Старый еще несколько секунд сохранял на лице озабоченно-угрюмое выражение, но молодой смеялся так заразительно, что губы старого невольно дрогнули и спустя мгновение он уже смеялся вместе со своим собеседником.
Отсмеявшись, молодой подошел к столу, на котором стоял спикерфон, и, нажав клавишу, произнес:
— Приготовьте машину через пять минут, — после чего повернулся к старому, — ну что, поедем поужинаем?

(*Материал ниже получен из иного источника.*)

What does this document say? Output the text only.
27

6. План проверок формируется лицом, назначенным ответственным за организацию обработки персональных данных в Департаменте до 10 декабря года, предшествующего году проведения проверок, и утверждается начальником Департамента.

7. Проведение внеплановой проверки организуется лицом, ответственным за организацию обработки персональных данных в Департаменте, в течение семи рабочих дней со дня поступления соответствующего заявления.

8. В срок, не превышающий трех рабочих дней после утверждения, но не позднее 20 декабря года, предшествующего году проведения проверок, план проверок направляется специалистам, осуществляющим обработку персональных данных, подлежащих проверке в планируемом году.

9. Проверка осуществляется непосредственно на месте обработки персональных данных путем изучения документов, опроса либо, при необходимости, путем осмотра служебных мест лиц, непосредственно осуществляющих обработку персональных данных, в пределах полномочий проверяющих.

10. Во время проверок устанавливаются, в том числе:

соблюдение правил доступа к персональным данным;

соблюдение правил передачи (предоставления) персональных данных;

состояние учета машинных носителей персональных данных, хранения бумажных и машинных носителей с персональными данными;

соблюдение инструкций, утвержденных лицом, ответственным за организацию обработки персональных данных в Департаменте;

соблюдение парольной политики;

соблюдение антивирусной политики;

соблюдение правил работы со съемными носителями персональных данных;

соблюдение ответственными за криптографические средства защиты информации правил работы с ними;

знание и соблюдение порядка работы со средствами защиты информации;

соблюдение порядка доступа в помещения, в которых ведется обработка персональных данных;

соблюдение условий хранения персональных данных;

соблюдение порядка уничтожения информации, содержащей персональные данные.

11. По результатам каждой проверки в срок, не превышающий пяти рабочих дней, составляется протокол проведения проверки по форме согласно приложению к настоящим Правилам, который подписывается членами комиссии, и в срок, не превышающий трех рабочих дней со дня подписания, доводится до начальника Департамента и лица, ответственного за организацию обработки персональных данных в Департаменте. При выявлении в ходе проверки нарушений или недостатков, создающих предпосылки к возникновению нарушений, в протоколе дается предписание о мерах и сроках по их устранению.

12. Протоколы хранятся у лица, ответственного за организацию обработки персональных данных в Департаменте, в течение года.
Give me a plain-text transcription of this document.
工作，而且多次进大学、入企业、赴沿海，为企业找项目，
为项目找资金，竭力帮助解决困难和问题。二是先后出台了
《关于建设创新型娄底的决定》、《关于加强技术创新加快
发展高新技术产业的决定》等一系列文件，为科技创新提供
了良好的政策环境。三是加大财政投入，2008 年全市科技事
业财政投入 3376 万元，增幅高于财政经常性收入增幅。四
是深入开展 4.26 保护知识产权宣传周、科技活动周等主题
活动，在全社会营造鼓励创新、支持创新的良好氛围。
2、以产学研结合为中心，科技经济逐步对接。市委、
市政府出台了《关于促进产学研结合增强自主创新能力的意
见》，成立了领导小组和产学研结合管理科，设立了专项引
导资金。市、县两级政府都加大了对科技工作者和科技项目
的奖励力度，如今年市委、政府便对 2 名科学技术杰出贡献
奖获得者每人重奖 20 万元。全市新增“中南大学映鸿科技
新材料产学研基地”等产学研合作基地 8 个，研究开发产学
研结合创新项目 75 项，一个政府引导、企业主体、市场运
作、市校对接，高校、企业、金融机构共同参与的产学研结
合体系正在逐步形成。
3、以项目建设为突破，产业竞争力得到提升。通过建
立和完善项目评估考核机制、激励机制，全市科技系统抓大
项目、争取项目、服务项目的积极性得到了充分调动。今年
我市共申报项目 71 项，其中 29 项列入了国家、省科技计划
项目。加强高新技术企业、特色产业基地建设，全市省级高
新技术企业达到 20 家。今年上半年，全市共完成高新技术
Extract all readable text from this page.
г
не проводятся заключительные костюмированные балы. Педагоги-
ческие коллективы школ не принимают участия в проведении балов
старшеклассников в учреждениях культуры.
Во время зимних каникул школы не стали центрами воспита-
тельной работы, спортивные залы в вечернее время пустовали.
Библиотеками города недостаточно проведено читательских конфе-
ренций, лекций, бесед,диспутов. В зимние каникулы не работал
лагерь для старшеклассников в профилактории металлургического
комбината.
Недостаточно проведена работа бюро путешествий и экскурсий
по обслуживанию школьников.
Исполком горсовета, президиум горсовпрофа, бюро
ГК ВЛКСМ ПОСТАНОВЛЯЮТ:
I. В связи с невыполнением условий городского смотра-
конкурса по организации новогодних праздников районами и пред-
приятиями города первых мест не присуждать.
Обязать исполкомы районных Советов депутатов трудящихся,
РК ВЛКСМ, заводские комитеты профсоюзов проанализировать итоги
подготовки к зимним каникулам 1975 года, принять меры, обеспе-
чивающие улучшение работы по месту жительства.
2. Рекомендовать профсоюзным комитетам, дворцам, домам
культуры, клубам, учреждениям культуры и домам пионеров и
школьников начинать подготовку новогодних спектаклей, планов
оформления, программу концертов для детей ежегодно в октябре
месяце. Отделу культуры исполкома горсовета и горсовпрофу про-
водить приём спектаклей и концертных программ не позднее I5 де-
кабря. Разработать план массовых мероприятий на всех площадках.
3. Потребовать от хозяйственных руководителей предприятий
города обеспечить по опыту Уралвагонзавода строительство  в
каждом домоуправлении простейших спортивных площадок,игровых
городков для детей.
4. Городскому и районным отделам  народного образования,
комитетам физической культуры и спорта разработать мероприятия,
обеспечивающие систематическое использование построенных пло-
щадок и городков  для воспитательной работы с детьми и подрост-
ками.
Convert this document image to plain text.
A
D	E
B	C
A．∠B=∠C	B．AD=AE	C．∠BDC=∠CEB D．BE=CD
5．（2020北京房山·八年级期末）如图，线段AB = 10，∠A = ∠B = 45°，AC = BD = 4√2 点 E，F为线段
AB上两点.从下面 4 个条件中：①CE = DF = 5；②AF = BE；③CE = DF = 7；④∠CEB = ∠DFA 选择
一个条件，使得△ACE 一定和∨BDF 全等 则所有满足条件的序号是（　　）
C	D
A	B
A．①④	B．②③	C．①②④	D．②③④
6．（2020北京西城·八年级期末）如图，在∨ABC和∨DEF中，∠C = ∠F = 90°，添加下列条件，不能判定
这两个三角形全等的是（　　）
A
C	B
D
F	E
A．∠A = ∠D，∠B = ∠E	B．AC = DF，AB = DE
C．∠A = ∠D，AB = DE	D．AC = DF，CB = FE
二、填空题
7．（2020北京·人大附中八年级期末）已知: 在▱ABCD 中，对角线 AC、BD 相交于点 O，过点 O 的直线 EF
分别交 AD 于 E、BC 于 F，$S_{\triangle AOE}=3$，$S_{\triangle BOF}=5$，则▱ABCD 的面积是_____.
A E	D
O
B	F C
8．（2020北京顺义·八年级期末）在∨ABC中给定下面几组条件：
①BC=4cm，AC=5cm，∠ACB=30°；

Старый с легким кряхтеньем поднялся из кресла:
— Здесь есть приличные рестораны?
Молодой снова улыбнулся:
— Сколько угодно, — и, ехидно прищурившись, добавил: — Похоже, предыдущая поездка оставила в твоей душе просто неизгладимые впечатления.
Старый поморщился:
— Да-а, пять лет назад мне казалось, что на этой стране можно поставить крест и скоро вместо огромной реинкарнации древнеегипетского фараонства под названием СССР останется три-четыре десятка голодных и ненавидящих друг друга осколочков. Но ты, как всегда, оказался прав. — Он покачал головой. — Черт возьми, одно время меня страшно занимало, почему это ты всегда оказываешься прав?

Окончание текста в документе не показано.